Orrin Onken

I am a retiring or retired lawyer in Portland, Oregon. While practicing I was the only practicing lawyer hundred-and-fifty-year history of the state--to be disbarred from the practice of law, get reinstated and practice again. I got disbarred because I stole about a thousand dollars of client money and because I was an out-of-control alcoholic. I got reinstated because I quit drinking and gave up my evil ways. The State Bar didn't want me to be reinstated even if I had given up my evil ways, but after a decision by the Oregon Supreme Court in 2003, there was nothing the Bar could do about it. You can Google me and get the whole story in disgusting detail. That story is longer than it is interesting.

When disbarred I did blue-collar work. I loaded trucks and drove a forklift. When not disbarred I practiced law. Mostly I practiced Elder Lawyer in a suburb of Portland, Oregon. Elder law concerns itself with the legal issues that crop up when people get very old.

I also write books. I am not that good at it, but I enjoy it. The books I write are un-serious. They are comedies or murder mysteries. I write them for other alcoholics like me--people who found that drinking didn't work out for them.
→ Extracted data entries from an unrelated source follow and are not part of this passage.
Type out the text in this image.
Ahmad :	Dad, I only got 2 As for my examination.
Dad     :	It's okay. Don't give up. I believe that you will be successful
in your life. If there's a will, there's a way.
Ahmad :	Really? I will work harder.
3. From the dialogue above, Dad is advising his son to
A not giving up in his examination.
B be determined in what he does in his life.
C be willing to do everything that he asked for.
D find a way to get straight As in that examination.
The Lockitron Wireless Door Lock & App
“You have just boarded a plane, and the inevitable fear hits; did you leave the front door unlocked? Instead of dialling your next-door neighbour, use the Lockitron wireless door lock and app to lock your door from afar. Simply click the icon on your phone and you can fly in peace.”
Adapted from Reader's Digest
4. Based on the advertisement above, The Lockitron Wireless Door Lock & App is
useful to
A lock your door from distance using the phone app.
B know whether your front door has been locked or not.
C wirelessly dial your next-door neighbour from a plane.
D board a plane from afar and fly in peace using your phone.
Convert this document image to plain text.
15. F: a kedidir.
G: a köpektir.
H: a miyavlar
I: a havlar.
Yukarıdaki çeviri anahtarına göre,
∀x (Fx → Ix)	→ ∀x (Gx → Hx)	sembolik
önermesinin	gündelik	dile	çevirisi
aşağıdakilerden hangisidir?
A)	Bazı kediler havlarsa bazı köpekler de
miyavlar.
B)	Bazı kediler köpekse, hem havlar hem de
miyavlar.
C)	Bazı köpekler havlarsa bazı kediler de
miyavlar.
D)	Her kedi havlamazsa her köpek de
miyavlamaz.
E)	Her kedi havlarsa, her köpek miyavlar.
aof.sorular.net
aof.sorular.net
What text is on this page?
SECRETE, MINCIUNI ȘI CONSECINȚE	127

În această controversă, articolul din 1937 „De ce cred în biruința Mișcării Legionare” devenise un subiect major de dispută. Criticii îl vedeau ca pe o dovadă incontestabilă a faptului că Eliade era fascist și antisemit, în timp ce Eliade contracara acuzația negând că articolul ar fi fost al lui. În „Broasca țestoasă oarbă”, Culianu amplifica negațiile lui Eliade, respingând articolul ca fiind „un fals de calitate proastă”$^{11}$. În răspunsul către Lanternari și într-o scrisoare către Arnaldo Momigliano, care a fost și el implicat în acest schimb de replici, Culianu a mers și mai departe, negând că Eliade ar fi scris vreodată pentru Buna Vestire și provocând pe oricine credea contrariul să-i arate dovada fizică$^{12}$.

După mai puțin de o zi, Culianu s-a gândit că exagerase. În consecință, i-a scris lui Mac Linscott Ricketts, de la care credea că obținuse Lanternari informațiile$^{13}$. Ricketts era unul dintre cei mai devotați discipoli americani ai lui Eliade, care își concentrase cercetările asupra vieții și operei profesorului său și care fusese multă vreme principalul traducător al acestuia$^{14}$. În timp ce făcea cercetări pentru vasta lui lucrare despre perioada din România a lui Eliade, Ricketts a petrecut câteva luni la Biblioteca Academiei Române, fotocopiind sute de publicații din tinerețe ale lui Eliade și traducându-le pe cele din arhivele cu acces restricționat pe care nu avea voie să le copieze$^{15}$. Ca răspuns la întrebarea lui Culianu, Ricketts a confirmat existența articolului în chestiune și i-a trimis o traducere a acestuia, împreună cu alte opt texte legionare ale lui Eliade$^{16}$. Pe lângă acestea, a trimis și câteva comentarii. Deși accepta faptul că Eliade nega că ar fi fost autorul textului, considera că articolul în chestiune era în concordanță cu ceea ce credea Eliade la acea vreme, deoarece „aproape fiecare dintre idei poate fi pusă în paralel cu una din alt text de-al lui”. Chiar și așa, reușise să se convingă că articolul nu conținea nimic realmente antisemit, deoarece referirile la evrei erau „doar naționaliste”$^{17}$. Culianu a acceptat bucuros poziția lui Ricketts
The books are also for the groupies: the counselors, parole officers, psychologists, lawyers, judges and bartenders who make a living off of alcoholics. I like all these folks and fill my books with them. Some people who don't know a thing about alcoholics say they like the books too, but they are probably lying.

I wrote Malady Manor in the nineties and revised it in 2009. It is a tragi-comedy about surviving in an alcohol treatment center. I wrote The Duke of Morrison Street in 2008. It is a mystery starring--guess what--an alcoholic probate lawyer who gets in a lot of trouble with the Bar. The narrator is not me though. I gave up all my evil ways.

My second mystery is The Holders of Helmut Street. I brings back Leopold Larson, star of The Duke of Morrison Street.